IMO Viola Davis was the leading actress in Fences.  Oscar had her in the supporting category but I think this was a move on the producers’ part to ensure a win.  Davis not only appears throughout the film but she eventually takes it over.  This is akin to putting Shirley Booth in supporting for Come Back, Little Sheba because co-star Burt Lancaster had a bigger name.

Jeff Bridges is the co-leading actor with Chris Pine in Hell or High Water.  This is a cat-and-mouse two-hander IMO.  Oscar had Bridges in supporting.

Lucas Hedges is the co-leading actor with Casey Affleck in Manchester by the Sea.  The film is as much his story as that of his uncle.  Oscar had Hedges in supporting.

Dev Patel is the leading actor in Lion.  Oscar had him in supporting too.

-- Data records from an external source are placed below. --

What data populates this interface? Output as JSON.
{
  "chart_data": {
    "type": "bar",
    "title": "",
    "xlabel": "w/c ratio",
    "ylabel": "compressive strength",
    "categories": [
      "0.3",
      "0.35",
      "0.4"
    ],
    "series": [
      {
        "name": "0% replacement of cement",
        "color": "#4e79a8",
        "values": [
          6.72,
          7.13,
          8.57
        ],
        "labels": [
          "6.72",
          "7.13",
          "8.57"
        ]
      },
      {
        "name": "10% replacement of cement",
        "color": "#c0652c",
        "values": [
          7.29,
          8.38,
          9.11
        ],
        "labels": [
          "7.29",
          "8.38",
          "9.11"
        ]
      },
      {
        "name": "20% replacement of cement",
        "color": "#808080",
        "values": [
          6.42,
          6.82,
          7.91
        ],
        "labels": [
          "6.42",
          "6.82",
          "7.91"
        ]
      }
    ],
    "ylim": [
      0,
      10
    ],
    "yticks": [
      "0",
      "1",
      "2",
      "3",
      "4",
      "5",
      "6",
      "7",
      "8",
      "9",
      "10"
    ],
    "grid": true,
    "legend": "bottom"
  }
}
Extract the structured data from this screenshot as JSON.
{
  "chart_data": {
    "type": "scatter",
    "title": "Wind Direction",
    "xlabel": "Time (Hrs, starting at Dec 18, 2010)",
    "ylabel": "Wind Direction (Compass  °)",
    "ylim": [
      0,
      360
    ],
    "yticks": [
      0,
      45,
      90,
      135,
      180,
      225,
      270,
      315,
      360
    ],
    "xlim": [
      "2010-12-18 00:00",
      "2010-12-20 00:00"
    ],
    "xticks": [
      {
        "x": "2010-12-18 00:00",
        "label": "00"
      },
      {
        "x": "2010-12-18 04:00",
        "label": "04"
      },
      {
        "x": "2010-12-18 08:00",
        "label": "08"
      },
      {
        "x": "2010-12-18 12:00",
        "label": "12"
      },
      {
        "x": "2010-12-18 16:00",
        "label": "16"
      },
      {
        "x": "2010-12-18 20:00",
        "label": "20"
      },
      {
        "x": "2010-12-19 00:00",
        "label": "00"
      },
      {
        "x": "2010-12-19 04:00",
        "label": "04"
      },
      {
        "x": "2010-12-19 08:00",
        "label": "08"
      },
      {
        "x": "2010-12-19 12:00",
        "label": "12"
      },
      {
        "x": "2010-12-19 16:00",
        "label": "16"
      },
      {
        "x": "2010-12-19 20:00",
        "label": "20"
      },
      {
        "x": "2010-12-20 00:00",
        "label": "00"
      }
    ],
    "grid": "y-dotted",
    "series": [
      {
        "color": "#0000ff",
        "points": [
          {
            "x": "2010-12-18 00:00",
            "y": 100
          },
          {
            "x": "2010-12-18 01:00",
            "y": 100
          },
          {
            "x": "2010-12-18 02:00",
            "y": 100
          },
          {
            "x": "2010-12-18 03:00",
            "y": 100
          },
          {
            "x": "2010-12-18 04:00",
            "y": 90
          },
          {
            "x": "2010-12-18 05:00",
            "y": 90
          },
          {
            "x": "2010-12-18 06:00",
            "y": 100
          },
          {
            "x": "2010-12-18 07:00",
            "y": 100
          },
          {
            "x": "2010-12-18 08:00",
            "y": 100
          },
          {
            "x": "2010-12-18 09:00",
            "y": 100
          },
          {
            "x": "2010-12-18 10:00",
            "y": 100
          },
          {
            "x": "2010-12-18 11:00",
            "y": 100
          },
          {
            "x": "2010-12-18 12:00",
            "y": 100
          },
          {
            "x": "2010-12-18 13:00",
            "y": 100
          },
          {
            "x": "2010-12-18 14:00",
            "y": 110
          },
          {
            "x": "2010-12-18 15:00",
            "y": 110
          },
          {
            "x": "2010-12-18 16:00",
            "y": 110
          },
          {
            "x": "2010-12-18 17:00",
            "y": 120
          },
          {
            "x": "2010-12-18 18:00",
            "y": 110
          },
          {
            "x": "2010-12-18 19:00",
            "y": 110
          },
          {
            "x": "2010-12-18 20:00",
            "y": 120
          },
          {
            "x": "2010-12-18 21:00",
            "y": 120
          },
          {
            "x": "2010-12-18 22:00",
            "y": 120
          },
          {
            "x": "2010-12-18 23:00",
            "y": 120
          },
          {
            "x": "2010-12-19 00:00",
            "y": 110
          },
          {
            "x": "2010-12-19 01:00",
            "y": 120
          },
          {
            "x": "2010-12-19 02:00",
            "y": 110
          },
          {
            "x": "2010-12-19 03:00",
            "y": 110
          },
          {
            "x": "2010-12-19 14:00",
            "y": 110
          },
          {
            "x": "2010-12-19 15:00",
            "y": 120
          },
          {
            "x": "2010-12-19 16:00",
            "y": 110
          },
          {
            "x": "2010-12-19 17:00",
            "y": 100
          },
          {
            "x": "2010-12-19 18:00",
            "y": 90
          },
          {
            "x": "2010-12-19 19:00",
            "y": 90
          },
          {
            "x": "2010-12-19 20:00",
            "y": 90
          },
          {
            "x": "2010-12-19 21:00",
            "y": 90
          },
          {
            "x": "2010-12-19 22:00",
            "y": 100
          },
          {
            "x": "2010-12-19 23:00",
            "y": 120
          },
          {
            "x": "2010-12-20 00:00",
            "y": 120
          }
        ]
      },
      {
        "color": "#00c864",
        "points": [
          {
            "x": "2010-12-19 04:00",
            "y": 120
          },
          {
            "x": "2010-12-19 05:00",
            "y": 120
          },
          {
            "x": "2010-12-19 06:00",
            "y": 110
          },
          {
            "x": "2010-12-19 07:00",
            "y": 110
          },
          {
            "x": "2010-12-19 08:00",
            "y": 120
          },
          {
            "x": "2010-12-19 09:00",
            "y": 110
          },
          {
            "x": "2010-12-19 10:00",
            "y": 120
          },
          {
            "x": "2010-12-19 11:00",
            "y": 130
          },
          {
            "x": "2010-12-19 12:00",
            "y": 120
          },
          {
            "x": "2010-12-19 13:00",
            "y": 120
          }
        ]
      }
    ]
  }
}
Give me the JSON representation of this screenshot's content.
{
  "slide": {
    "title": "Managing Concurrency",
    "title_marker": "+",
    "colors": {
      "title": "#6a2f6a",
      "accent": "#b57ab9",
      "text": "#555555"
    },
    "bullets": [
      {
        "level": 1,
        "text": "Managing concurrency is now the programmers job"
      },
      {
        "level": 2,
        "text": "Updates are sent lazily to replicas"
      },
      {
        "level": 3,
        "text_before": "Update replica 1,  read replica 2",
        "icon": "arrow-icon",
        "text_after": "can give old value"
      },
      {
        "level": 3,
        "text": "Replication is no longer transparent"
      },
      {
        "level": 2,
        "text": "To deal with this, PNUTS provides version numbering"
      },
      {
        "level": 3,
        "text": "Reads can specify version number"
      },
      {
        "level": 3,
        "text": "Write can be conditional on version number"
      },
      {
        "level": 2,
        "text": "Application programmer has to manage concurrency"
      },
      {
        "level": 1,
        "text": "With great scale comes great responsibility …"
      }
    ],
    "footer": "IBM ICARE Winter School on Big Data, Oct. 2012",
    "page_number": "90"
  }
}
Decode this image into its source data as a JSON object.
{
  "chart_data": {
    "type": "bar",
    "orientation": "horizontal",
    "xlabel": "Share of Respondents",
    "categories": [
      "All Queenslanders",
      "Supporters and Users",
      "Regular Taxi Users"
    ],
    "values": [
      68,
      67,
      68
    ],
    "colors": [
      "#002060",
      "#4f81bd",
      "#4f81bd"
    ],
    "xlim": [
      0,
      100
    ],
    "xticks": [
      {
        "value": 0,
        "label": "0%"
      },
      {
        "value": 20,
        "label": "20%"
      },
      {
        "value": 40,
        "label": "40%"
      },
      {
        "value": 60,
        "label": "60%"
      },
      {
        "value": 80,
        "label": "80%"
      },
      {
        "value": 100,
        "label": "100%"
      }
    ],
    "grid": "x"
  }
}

Is Taraji P. Henson the only lead in Hidden Figures?  I have Octavia Spencer in support.

 

SPOILERS abound.

 

I disagree.  Washington isn't simply better known than Davis.  He dominates the movie much more than the comparable relationships in La La Land, Loving, and Florence Foster Jenkins.  For the first two hours he's almost always on screen and Davis only has a couple of minutes alone or without Washington.  Then he dies and the last twenty minutes is about his funeral.  The movie is about him, and only secondarily his marriage.  It's basically "Death of a Salesman," as "Life and Death of an African-American Sanitation Worker."

 

I personally think Bridges coasts through Hell or High Water.  Pine and Foster are the characters who have all the action, the moral dilemma and make almost all of the risks.

 

I don't think anyone, even those who didn't like the movie, thought that Hedges was a co-lead.  His being orphaned is the dilemma for Affleck.  The movie isn't about his growth or development.  It's clearly about Affleck.  The movie stands or falls on Affleck's life.  Hedges is a somewhat selfish teenager whose father died.  There's no reason why that event would dramatically change him, (he's not responsible in any way for his father's death) or stop him chasing girls, and it doesn't.  There isn't a part of his character that's separate from Affleck having to deal with it.  By contrast, Hedges has little or nothing to do with Affleck's relationship with his ex-wife, the often contemptuous view of the other townspeople towards him or the central tragedy of Affleck's life.

 

I forget when Patel's character actually appears in Lion.  Is it 40% or 50% of the way in?

 

Henson is clearly the lead.  She's the character with the big love story, the one who interacts with Costner and Parsons, and the one whose scientific knowledge leads to the dramatic NASA incident.  The other two's role is distinctly less.